Natural Fibers – fibers from the nature
All fibers which come from natural sources (animals, plants, etc.) and do not require fiber formation or reformation are classed as natural fibers. The natural fibers are vegetable, animal, or mineral in origin. Some of the natural fibers like vegetable fibers are obtained from the various parts of the plants. They are provided by nature in ready-made form. It includes the protein fibers such as wool and silk, the cellulose fibers such as cotton and linen, and the mineral fiber asbestos.
Textile fibres are normally broken down into two main classes, natural and man-made fibres. All fibres which come from natural sources (animals, plants, etc.) and do not require fibre formation or reformation are classed as natural fibres.

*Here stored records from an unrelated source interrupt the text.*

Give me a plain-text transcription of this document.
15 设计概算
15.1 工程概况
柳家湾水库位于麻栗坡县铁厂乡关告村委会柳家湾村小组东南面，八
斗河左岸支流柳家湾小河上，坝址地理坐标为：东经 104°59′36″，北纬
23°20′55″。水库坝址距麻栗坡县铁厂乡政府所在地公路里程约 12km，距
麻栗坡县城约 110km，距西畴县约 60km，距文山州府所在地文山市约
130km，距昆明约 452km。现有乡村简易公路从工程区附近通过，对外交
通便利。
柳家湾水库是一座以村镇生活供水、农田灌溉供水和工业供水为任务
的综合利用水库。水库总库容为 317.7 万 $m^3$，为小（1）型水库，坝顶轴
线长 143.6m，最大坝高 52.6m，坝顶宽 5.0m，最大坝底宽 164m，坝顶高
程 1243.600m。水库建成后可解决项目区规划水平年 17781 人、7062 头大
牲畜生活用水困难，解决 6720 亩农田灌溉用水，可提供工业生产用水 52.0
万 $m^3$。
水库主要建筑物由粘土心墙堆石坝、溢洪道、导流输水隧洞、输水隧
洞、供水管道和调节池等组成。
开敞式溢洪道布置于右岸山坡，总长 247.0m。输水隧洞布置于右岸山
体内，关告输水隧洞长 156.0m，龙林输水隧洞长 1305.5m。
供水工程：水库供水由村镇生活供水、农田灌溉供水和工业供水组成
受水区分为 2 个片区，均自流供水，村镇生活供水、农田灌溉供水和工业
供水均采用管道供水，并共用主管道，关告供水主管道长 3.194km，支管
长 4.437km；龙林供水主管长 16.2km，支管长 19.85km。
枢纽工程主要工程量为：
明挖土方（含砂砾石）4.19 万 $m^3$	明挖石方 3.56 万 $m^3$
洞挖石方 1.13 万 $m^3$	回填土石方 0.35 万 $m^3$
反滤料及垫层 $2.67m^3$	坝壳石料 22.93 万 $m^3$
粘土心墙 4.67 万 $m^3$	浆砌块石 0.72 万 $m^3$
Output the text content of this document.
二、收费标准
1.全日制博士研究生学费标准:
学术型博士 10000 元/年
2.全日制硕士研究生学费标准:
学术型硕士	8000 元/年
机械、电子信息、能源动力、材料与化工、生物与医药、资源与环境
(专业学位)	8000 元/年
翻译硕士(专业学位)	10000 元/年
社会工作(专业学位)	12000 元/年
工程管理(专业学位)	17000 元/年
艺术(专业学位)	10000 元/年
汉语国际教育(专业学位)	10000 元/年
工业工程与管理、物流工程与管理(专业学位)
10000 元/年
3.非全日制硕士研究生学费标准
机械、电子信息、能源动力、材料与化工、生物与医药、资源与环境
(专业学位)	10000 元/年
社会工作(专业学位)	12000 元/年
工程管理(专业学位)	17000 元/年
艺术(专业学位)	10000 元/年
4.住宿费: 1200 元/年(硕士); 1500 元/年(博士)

Natural plant and animal fibres have provided the raw materials to meet our fibre needs. No matter which climatic zone humans settled, they were able to utilize the fibres of native species to make products such as clothes, buildings, and cordage. The use of composite materials dates from centuries ago and it all started with natural fibres.
Natural fibres are found in natural surroundings; there are two classifications, which fibres being either animal or plant-based. All natural fibres have to be processed to make them suitable for use as yarns and fabrics.
Natural fibre is any hair like raw material directly obtainable from animals, vegetables or mineral source and convertible into nonwoven fabrics such as felt or after spinning into yarns or woven cloth.
Properties of Natural Fibres
Fibres are all unique, with their own set of characteristics, advantages and disadvantages. These are called properties. Sometimes one fibre is mixed or blended with another to improve its properties.
Vegetable fibres are obtained from the various parts of the plants. These fibres are classified into three categories depending on the part of the plant from which they are extracted. Those three categories are bast or stem fibres (jute, mesta, banana etc.), leaf fibres (sisal, pineapple, screw pine etc.) seed fibres (cotton, coir, old palm etc.).
Many of the plant fibres such as coir, sisal, jute, banana, pineapple, and hemp find applications as a resource for industrial materials. Properties of natural fibres depend mainly on the nature of the plant, locality in which it is grown, the age of the plant, and the extraction method used.
A natural fibre also may be further defined as an agglomeration of cells in which the diameter is negligible in comparison with the length. In some applications, natural fibres are replacing glass fibres in reinforced polymers, where the tensile strength of the fibre is not as important as the specific stiffness. Natural fibre reinforced polymers are generally restricted for use in non-structural products.
In contrast, fibres from natural sources are provided by nature in ready-made form.
Natural fibres include the protein fibres such as wool and silk, the cellulose fibres such as cotton and linen, and the mineral fibre asbestos.
Plant fibres can be further on classified as:
- Fibre occurring on the seed (raw cotton, java cotton)
- Phloem fibre (flax, ramie, hemp, jute)
- Tendon fibre from stem or leaves (Manila hemp, sisal hemp etc)
- Fibre occurring around the trunk (hemp palm)
- The fibre of fruit/ nut shells (coconut fibre – Coir)
Cotton and Linen (made from Flax pant) are the most important among them.